Почему-то ему вспомнилась Софи, и он подумал о ней на этот раз без всякой презрительности, а с сожалением. Александр чувствовал себя в эту минуту маленьким, ничтожным и больным, – и Софи, хоть она и совсем другая и не понимает его, Александра, показалась ему вдруг близкой. Ведь и она тоже совсем не приспособлена к жизни…

"Но она мало любит себя, – подумал Александр. – Надо больше любить себя". Однако эта, известная своей утешительностью мысль на этот раз совершенно его не утешила и не влила ни малейшей бодрости в его ослабевшее тело.

День тянулся томительно долго. Было не жарко и, хотя солнечно, но в самом солнце чувствовалась близость осеннего увядания. Александр один ходил по дороге к речке. Дома никого не было. Только перед самым обедом Софи прошла по коридору наверх быстро, с опущенными ресницами, с измученным, некрасивым лицом. По дороге через мост проехал к мызе изящный плетеный шарабан, запряженный парой сильных пони. В шарабане Александр, прищурив глаза, различил Серженьку с довольным лицом и рядом худого, юного, носатого офицера в новенькой до неприличия форме. Серженька очень давно не заходил к ним, усиленно занимая своего нового гостя и, кажется, сам очень им утешаясь. В лице офицера, выдававшем зеленую молодость, уже, или еще, сквозило что-то нагловатое, и Александру показалось, что теперь и в невинном, свежем и красивом лице Серженьки есть тот же легкий оттенок немного нахальной пошлости.

Александру стало больно на мгновенье. У него часто бывала такая мгновенная, привычная и тупая боль от чужого безобразия. Но Серженька, проезжая, с веселой, совсем прежней улыбкой приподнял фуражку, и Александру стало легче.

За обедом все молчали, кроме Юрия Ивановича, который говорил свои обычные вещи обычным, громким и сильным голосом. Чувствовалась какая-то тяжесть в воздухе, точно ожидание неразрешающейся грозы. Софи сидела, как мертвая. Даже голос ее потерял театральность. Нелли не произнесла ни слова. Лизавета Петровна пыталась что-то говорить о Серженьке и о его товарище, но никто не поддержал разговора.

"В восемь часов, – думал Александр. – Как далеко еще до восьми! И придет ли она? Она сказала – "вероятно"…"

Он не мог сидеть на месте и пошел бродить по парку. Было не поздно, но августовские сумерки уже спускались с неба. Все медленно и грустно серело. Александр прошел в правую сторону, прилегающую к половине Шатилова. Как раз около высокой, но тонкой и редкой изгороди шатиловского садика стояла очень удобная скамейка. С другой стороны, в садике Андрея Петровича, тут была беседка, в которой никто никогда не сидел. Александр машинально повернул к скамейке. За кустами сирени ее не сразу можно было увидеть.

Вдруг Александр остановился на мгновенье: ему показалось, что он слышит глуховатый и странный смех Нелли.
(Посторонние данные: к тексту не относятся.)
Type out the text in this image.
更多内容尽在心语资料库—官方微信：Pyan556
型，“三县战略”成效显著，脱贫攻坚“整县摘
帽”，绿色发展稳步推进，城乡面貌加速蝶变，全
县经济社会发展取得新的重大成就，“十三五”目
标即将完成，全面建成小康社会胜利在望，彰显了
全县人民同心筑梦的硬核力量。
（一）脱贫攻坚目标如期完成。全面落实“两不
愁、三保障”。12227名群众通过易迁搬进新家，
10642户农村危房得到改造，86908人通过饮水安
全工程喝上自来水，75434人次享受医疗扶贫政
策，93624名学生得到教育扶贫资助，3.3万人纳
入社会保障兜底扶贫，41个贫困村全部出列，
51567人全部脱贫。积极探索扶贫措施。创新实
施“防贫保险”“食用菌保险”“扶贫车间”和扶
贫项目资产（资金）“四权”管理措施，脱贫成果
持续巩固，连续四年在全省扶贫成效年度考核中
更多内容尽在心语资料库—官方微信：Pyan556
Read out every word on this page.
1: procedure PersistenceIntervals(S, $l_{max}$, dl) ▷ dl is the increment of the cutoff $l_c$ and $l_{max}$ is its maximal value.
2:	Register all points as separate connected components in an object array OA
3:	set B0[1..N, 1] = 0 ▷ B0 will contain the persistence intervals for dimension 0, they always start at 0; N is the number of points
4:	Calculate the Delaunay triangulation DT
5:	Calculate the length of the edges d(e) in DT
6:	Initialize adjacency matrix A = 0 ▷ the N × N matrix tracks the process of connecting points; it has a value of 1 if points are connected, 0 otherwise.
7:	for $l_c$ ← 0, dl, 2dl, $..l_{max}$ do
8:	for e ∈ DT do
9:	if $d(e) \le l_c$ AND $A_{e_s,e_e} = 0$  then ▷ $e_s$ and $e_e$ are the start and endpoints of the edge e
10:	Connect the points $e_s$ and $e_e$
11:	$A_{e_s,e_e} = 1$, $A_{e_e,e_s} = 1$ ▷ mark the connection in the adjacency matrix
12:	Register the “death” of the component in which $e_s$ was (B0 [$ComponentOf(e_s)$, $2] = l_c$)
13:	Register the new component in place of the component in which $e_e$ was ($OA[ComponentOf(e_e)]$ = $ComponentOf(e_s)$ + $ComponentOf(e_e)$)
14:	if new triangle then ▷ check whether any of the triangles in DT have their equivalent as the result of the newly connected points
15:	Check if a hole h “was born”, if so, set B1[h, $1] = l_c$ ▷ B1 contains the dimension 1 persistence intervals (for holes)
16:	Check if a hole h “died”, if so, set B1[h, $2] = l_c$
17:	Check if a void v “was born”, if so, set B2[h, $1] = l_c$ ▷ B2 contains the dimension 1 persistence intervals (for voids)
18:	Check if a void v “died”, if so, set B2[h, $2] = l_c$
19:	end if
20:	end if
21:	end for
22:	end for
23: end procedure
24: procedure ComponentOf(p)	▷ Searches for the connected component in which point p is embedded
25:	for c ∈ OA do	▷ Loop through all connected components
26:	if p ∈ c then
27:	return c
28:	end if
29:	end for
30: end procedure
Она почти никогда не смеялась. Она здесь?

Он сделал шаг вперед и сразу, совершенно ясно, увидал Нелли на скамейке, очень близко, совсем близко от Юрия Ивановича Карышева. Карышев слегка обнимал ее за талию и нежно целовал в ладонь бледную, длинную руку. Нелли смеялась и кивала головой на какие-то слова Юрия Ивановича. Голос Юрия Ивановича был гораздо тише, чем всегда, но с гулом, точно растопленный.

Нелли первая заметила Александра. Она не вскрикнула, не вскочила, а только отвела руки Карышева и остановила на Александре огромные, бесцветные, как вода, глаза, точно ожидая его первого слова. В глазах была теперь явная недоброжелательность и скука.

– Нелли, – проговорил с усилием Александр, забыв сразу о присутствии Карышева. – Вы, Нелли, с Карышевым… Он вас…

Голос его упал, и желтое лицо некрасиво сморщилось. Нелли медленно встала.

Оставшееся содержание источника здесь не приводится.